I think there's going to be a point where most of the communicate we do with machine might be through audio because one is faster to communicate but also because it's more information rich.
There's things now that machines or LLMs are not capturing. If you train a model on text, you're basically using text units tokens that are created by humans where if you train a general audio generation model, you're training on raw audio.
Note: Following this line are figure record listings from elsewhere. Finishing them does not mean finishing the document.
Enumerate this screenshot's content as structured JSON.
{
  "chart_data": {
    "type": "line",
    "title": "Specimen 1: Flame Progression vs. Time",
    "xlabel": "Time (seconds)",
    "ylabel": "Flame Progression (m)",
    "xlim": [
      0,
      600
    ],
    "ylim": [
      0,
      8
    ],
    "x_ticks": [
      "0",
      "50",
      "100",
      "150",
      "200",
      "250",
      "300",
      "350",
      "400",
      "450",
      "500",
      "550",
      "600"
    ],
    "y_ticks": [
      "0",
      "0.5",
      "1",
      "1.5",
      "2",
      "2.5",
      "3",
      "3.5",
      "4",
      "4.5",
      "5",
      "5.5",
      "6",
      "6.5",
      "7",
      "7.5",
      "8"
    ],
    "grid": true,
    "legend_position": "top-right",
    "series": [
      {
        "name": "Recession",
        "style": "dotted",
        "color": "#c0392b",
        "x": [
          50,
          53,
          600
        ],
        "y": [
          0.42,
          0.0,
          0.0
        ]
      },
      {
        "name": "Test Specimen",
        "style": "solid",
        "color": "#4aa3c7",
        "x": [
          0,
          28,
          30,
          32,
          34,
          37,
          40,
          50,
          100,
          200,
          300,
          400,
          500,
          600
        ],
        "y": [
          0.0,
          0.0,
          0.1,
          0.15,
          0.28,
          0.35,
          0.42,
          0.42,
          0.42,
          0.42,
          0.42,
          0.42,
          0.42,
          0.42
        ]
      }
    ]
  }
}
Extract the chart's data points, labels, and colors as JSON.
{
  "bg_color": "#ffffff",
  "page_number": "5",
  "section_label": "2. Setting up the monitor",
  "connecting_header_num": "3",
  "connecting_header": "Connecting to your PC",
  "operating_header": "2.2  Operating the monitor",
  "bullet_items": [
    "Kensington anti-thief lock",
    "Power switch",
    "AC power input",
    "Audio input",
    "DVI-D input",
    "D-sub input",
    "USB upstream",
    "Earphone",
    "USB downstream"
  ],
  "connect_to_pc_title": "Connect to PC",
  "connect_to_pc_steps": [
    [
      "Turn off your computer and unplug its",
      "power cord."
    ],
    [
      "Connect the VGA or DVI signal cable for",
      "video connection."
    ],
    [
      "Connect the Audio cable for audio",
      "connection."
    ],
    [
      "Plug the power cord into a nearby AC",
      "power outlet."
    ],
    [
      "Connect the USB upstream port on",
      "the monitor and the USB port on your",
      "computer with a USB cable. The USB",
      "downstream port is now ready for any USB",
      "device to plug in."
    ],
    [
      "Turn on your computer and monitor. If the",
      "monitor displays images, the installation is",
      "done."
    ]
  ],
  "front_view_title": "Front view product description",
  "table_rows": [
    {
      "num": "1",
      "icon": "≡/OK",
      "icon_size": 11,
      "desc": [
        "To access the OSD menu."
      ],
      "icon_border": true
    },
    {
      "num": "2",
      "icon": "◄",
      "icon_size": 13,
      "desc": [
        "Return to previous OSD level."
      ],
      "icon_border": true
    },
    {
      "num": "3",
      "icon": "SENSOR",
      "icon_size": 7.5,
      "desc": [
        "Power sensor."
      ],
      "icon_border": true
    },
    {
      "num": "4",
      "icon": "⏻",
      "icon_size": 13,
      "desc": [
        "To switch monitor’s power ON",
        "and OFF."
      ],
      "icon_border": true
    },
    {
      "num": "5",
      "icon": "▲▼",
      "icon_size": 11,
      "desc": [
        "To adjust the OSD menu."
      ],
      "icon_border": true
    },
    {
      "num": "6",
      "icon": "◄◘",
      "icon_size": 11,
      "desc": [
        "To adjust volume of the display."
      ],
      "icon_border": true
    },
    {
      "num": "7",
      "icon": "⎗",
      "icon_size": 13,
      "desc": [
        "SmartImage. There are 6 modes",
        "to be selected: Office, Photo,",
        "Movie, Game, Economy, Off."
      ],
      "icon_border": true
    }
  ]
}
If you can make a model that is smart in audio, you can imagine you can make a model that is smart in any raw data domain. That I think is one of the most interesting things.
Voice is the only AI modality that can actually make you feel something. And so when you have text, yes, you can have a poem or a story, but it doesn't give you that same kind of emotive feel.
Well, as when you hear a voice, whether it's like a ASMR whispering voice or whether it's a deep booming cinematic voice, it can really kind of transport you and make you feel make you feel alive.
I love to end the conversation with this question. What drives you personally?
Definitely seeing people react is one of the always the best moments. But I feel like I'm in just such a lucky position where I can work on a company with my best friends.
But now it feels like we have this this incredible team of somewhere between sports team to family where just everybody is driving on the same passion and vision.
But I think now especially it's just so rare that you get a chance to be the voice of the change or voice of the technology and be able to be at the frontier and define how voice will be that interface for everybody around us.
It's just such an unique opportunity to create a bike that we are lucky and happy to be able to be part of it.